Revoir ses classiques, le sens de la laïcité qui n'est pas le communautarisme serait la seule démarche à même de stopper à long terme la gangrène, se ressaisir des thèmes qui ont fait la grandeur de la France, patrie des lumières, et qui sont aujourd'hui livrées en pâture à l'extrême-droite. Et ceci sans faux-semblants ni complexes, qui font, par exemple, qu'aujourd'hui le titre de notre panel soit « intégrismes » au pluriel alors que l'intégrisme qui sévit aujourd'hui est un.

Mais quid des Afghanes qui se font encore décapiter pour être sorties seules faire du shopping ?

Renoncer à ce combat contre la perte de sens, nous condamnera, nous femmes tunisiennes, bénéficiant d'une ambiance démocratique, à une solitude intellectuelle pour faire barrage à l'islamisme au quotidien.
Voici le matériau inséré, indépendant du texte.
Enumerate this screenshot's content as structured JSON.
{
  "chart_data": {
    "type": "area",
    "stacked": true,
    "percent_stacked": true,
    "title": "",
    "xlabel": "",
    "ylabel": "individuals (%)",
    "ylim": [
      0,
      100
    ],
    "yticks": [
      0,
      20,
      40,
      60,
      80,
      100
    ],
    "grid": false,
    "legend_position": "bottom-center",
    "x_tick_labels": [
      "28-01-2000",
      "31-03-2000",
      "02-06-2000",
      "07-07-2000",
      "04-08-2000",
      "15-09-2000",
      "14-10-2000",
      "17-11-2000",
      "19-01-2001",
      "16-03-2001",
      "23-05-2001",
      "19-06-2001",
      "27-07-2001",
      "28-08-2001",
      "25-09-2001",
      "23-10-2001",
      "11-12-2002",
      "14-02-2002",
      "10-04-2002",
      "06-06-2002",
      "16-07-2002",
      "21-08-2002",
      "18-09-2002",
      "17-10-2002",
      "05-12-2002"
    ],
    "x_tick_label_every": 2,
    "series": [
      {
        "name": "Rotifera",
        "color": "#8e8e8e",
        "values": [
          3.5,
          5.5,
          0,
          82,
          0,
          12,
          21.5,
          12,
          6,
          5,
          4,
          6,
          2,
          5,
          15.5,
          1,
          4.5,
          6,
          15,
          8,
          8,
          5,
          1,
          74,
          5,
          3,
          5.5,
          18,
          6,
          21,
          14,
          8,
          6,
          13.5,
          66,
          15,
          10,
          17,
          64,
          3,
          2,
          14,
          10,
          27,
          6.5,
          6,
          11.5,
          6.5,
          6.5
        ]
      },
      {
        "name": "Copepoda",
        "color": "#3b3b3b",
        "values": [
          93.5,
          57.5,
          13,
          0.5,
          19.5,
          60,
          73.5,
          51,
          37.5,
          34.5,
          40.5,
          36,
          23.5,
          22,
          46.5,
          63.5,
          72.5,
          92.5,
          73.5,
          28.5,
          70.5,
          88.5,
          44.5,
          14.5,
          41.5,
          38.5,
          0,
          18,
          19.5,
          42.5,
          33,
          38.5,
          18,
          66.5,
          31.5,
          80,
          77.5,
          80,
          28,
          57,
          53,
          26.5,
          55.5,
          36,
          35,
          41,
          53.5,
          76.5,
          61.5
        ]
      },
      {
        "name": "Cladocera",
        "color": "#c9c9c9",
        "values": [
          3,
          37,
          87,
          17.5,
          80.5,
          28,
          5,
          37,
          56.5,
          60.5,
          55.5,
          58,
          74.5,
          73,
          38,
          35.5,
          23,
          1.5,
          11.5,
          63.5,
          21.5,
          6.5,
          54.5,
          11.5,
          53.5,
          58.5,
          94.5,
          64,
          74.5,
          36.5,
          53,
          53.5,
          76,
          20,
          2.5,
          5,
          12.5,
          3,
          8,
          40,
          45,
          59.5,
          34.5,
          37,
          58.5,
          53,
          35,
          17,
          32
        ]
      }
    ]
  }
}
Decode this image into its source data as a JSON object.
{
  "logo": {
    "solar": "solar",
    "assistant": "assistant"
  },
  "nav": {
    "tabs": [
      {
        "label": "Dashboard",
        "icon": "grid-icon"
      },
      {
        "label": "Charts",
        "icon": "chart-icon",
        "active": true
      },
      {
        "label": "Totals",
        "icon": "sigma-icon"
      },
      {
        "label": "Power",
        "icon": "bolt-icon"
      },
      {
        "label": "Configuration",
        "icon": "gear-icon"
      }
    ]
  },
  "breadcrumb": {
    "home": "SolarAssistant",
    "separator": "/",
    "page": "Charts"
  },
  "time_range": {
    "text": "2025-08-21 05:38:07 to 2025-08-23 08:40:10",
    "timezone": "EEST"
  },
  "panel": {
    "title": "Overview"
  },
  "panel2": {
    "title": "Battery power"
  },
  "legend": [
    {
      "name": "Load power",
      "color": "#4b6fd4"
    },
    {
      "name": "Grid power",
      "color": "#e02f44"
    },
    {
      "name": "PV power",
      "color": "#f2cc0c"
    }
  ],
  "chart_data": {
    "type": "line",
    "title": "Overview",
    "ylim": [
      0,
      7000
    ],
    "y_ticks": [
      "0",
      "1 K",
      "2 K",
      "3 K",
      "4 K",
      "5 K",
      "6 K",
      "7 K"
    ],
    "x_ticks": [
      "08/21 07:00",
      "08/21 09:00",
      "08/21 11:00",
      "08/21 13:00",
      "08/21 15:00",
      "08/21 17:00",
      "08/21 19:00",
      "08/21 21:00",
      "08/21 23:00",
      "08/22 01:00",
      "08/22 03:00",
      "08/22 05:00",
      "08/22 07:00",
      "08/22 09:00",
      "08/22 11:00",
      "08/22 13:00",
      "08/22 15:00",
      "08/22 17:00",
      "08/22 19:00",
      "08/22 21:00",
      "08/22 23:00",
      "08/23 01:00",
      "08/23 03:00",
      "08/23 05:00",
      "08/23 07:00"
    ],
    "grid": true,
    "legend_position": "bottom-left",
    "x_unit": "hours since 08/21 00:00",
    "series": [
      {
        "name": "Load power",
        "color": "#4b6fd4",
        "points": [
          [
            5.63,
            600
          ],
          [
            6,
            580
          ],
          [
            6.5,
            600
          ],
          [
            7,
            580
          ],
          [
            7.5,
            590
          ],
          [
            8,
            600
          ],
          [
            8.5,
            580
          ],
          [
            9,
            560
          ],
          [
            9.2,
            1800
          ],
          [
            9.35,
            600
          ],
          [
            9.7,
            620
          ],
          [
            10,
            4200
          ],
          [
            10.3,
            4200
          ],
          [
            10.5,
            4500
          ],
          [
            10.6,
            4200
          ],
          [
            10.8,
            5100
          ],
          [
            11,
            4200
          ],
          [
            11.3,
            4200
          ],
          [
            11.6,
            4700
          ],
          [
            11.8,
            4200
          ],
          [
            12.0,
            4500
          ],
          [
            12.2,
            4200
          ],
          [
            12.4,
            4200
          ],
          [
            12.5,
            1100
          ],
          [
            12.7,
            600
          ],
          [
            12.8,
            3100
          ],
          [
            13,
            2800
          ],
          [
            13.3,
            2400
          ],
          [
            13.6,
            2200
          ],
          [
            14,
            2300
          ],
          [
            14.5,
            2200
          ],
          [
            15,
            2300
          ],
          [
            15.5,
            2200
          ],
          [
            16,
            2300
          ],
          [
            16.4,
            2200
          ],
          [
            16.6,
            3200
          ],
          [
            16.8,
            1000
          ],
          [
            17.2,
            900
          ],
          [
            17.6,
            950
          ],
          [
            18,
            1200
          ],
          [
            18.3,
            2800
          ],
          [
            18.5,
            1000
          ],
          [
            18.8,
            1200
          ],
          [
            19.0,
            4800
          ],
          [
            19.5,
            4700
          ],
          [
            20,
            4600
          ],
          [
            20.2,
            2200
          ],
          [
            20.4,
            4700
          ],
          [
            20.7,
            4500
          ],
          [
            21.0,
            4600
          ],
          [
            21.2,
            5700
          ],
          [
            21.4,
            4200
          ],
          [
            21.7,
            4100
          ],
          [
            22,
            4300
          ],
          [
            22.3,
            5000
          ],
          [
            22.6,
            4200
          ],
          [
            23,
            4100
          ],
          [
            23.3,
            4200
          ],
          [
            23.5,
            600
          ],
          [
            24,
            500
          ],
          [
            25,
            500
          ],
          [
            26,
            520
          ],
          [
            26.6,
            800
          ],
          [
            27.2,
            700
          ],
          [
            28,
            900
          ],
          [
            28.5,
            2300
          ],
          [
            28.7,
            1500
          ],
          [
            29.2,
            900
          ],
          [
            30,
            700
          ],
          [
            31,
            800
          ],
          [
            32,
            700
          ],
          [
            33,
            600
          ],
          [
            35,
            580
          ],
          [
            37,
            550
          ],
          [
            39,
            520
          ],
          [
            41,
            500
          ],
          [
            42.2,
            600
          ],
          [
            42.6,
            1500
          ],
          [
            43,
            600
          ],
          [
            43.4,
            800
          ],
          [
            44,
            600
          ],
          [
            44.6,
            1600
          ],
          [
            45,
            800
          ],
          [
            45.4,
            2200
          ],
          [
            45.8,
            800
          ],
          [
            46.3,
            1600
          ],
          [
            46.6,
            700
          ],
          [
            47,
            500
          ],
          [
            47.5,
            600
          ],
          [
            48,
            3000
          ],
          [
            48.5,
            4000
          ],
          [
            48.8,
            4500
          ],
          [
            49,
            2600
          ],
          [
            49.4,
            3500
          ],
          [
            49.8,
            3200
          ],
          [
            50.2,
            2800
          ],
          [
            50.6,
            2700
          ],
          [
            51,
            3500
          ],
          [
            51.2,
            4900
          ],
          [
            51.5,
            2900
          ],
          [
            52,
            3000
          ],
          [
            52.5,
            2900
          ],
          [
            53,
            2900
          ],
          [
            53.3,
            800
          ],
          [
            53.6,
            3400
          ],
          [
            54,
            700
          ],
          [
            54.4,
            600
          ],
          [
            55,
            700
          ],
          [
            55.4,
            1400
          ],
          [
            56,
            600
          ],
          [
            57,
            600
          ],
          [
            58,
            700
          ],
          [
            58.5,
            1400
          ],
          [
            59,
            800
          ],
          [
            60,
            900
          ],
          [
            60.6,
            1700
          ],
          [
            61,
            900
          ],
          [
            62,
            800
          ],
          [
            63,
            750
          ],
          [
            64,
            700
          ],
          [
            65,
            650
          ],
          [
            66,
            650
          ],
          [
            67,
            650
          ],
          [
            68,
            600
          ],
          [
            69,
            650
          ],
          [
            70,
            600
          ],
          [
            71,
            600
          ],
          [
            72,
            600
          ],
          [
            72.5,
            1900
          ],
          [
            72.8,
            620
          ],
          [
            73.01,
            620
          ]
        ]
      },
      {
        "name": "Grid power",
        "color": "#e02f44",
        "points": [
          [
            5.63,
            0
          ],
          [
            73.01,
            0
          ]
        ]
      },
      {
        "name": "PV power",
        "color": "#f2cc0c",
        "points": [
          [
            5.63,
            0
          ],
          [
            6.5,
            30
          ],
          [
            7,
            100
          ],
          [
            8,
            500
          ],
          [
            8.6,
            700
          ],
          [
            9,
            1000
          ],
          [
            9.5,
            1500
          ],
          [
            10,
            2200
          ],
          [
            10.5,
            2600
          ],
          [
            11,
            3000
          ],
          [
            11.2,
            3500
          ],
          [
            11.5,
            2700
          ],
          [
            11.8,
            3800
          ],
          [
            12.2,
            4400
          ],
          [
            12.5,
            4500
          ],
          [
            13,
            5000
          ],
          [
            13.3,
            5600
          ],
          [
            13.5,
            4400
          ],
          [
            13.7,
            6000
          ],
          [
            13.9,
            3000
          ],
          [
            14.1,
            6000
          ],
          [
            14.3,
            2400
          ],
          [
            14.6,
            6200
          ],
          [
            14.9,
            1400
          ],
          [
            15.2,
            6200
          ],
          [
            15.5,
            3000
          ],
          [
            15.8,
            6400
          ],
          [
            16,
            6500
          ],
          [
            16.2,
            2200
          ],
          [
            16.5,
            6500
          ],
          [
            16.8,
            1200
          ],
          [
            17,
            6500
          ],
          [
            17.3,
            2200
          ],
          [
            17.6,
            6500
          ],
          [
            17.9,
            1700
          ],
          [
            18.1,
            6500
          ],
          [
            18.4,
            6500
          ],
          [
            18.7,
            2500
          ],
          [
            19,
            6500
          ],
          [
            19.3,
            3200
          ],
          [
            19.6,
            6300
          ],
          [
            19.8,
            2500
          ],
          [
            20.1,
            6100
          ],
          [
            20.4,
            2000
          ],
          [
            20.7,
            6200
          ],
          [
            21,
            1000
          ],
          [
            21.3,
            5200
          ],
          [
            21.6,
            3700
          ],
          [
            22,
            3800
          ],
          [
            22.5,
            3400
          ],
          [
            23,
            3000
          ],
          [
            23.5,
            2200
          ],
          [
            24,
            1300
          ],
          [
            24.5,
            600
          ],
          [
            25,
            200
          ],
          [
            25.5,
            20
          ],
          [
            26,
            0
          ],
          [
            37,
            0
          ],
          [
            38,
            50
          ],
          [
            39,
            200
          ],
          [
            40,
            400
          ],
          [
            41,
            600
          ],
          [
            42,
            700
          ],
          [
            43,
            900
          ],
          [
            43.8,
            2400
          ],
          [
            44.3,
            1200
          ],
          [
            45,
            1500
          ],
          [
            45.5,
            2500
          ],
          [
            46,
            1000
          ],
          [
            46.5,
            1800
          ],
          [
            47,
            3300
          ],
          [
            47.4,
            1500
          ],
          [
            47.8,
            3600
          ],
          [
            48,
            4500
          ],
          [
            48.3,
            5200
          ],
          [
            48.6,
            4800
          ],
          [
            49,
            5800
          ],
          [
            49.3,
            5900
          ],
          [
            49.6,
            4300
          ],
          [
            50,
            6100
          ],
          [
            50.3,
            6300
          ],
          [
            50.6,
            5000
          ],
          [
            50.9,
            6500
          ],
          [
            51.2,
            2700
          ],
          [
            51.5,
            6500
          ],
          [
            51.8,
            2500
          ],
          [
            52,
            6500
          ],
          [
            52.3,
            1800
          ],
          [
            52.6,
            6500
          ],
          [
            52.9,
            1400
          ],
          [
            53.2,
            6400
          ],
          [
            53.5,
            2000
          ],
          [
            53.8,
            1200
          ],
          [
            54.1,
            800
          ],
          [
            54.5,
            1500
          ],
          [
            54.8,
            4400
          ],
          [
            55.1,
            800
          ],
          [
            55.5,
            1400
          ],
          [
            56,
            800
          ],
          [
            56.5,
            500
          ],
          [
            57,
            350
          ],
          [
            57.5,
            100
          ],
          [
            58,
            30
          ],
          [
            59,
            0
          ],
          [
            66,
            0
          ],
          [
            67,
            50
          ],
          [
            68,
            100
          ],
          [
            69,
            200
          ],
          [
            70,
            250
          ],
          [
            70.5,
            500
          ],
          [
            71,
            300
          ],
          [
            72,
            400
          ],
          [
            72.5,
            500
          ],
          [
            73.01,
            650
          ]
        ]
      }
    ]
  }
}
Mais quid des Afghanes qui se font encore décapiter pour être sorties seules faire du shopping ? Si nous femmes tunisiennes, avons encore cette possibilité de faire rempart, à quel prix, ces Afghanes peuvent-elles faire rempart ? A quel prix vont-elles payer leur combat quand des femmes évoluant dans certaines cités de France, laissées à leur communautarisme, n'arrivent pas à faire rempart et se voilent pour avoir la paix ?

La bien-pensance est certes lénifiante, mais dans le cas de l'islam politique elle ne sera qu'une insulte à notre combat, nous les femmes qui avons choisi de faire rempart contre l'intégrisme islamiste.

Maya Ksouri est chroniqueuse dans l'émission « Klem ElNess » de la chaîne de télévision tunisienne Elhiwar Etounssi.